Я ложилась поздно, с трудом засыпала после долгого переворачивания с боку на бок. Чаще всего спала беспокойно, одолеваемая странными снами. Просыпалась не раньше одиннадцати в состоянии легкой разбитости. И только к часу приходила в себя настолько, чтобы выйти из дома. Поэтому удивление тети вполне объяснимо. Привыкла уже к тому, что я веду себя как медведица в спячке.
После выписки из больницы я так и не смогла вернуться в обычный режим дня. Только ради экзаменов еще держалась поначалу, с которыми мне крупно повезло.

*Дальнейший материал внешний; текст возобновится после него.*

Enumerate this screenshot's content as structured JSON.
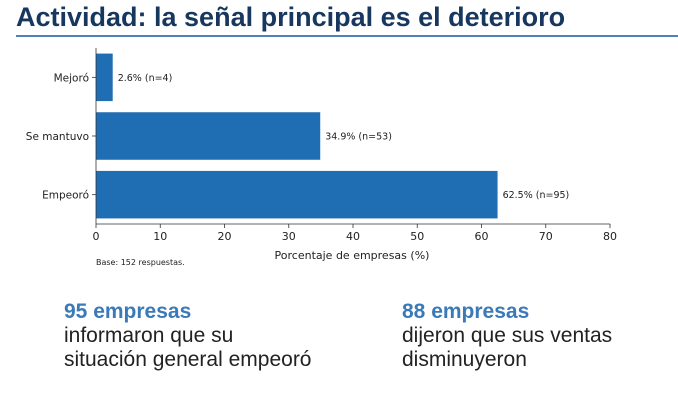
{
  "title": "Actividad: la señal principal es el deterioro",
  "chart_data": {
    "type": "bar",
    "orientation": "horizontal",
    "categories": [
      "Mejoró",
      "Se mantuvo",
      "Empeoró"
    ],
    "values": [
      2.6,
      34.9,
      62.5
    ],
    "data_labels": [
      "2.6%  (n=4)",
      "34.9%  (n=53)",
      "62.5%  (n=95)"
    ],
    "xlabel": "Porcentaje de empresas (%)",
    "ylabel": "",
    "xlim": [
      0,
      80
    ],
    "xticks": [
      0,
      10,
      20,
      30,
      40,
      50,
      60,
      70,
      80
    ],
    "bar_color": "#1f6eb4",
    "grid": false,
    "note": "Base: 152 respuestas."
  },
  "stats": [
    {
      "number": "95 empresas",
      "text": "informaron que su situación general empeoró"
    },
    {
      "number": "88 empresas",
      "text": "dijeron que sus ventas disminuyeron"
    }
  ],
  "colors": {
    "title": "#17375e",
    "rule": "#4f81bd",
    "stat_number": "#3a7ab8"
  }
}
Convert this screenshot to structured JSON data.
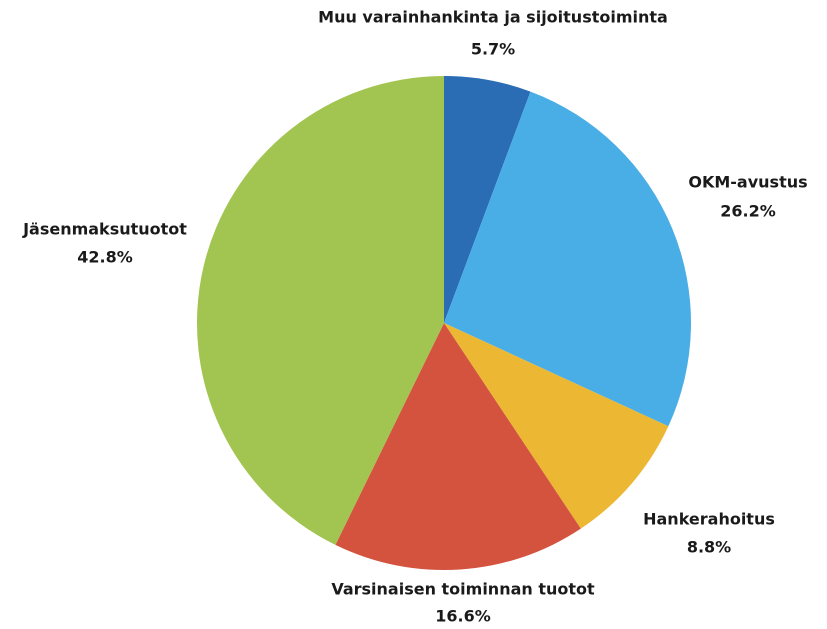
{
  "chart_data": {
    "type": "pie",
    "categories": [
      "Muu varainhankinta ja sijoitustoiminta",
      "OKM-avustus",
      "Hankerahoitus",
      "Varsinaisen toiminnan tuotot",
      "Jäsenmaksutuotot"
    ],
    "values": [
      5.7,
      26.2,
      8.8,
      16.6,
      42.8
    ],
    "value_labels": [
      "5.7%",
      "26.2%",
      "8.8%",
      "16.6%",
      "42.8%"
    ],
    "colors": [
      "#2a6db5",
      "#4aaee6",
      "#ecb732",
      "#d4533e",
      "#a2c450"
    ]
  }
}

По четырем из восьми предметов оценки в зачетку получила автоматом. Да и по остальным препода особо не мучили. Так что сдала быстро и сразу же написала заявление на академ.
Сначала, правда, хотела просто забрать документы и перевестись в ВУЗ родного города. Потому что возвращаться в группу после всего случившегося желания никакого не было.

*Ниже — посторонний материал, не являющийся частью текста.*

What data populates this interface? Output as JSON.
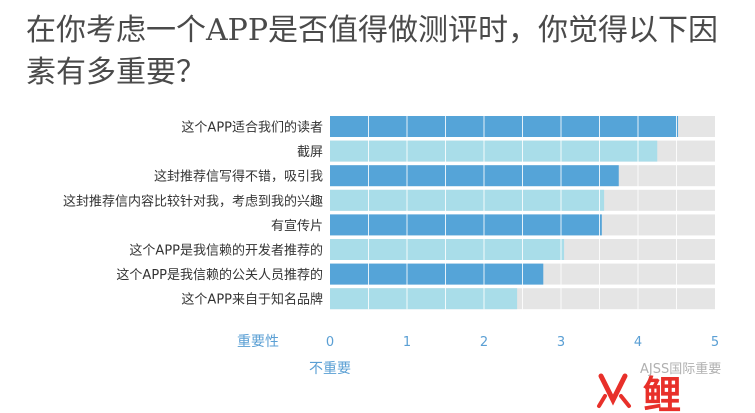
{
  "title": "在你考虑一个APP是否值得做测评时，你觉得以下因素有多重要？",
  "colors": {
    "bar_dark": "#55a4d8",
    "bar_light": "#a9dde9",
    "track": "#e5e5e5",
    "axis_text": "#5a9fd4",
    "label_text": "#333333"
  },
  "chart_data": {
    "type": "bar",
    "orientation": "horizontal",
    "categories": [
      "这个APP适合我们的读者",
      "截屏",
      "这封推荐信写得不错，吸引我",
      "这封推荐信内容比较针对我，考虑到我的兴趣",
      "有宣传片",
      "这个APP是我信赖的开发者推荐的",
      "这个APP是我信赖的公关人员推荐的",
      "这个APP来自于知名品牌"
    ],
    "values": [
      4.52,
      4.25,
      3.75,
      3.56,
      3.53,
      3.04,
      2.77,
      2.43
    ],
    "xlim": [
      0,
      5
    ],
    "xticks": [
      "0",
      "1",
      "2",
      "3",
      "4",
      "5"
    ],
    "xlabel": "重要性",
    "xlabel_low": "不重要",
    "grid": true
  },
  "watermark": {
    "text": "AJSS国际重要",
    "logo_text": "鲤"
  }
}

Меня не успокоили ни рассказы Наташи, ни тот факт, что Андрей закрыл всем сплетникам рты. Это все пустая видимость. Все равно ведь обсуждать и посмеиваться за моей спиной будут. Оно мне надо? Я не настолько пофигистка, что ходить и улыбаться в ответ на издевки и тихие подколки.
Да и Ковалевский? Терпеть его рядом еще два с лишним года было выше моих сил. Я бы просто сломалась. Поэтому выход видела только один — вернуться под крылышко к отцу. Начать все сначала на новом месте. Только к папе у меня осталось абсолютное доверие. Он единственный, кто не предаст и всегда поддержит.

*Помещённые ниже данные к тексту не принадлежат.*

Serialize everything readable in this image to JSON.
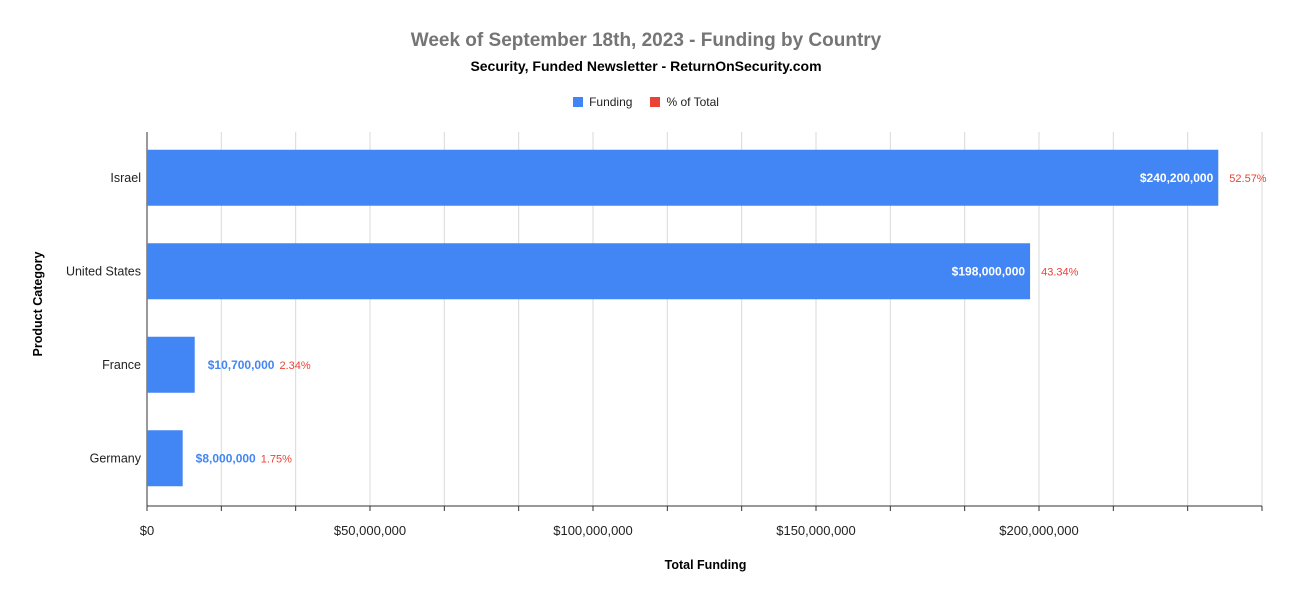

Но, как это ни странно, отец не принял моего решения и предложил компромиссный путь. До сих пор помню тот наш разговор. Он произошел в тот же день, как я вернулась домой. Вернулась после трех с лишним недель пребывания в стационаре.
С детства не любила больницы, особенно когда надо было сдавать кровь или идти к стоматологу. А после этих жутких недель невзлюбила еще больше.
Тяжелый разговор завела сразу после ужина. Боялась, что если не скажу сразу, то потом и вовсе не смогу.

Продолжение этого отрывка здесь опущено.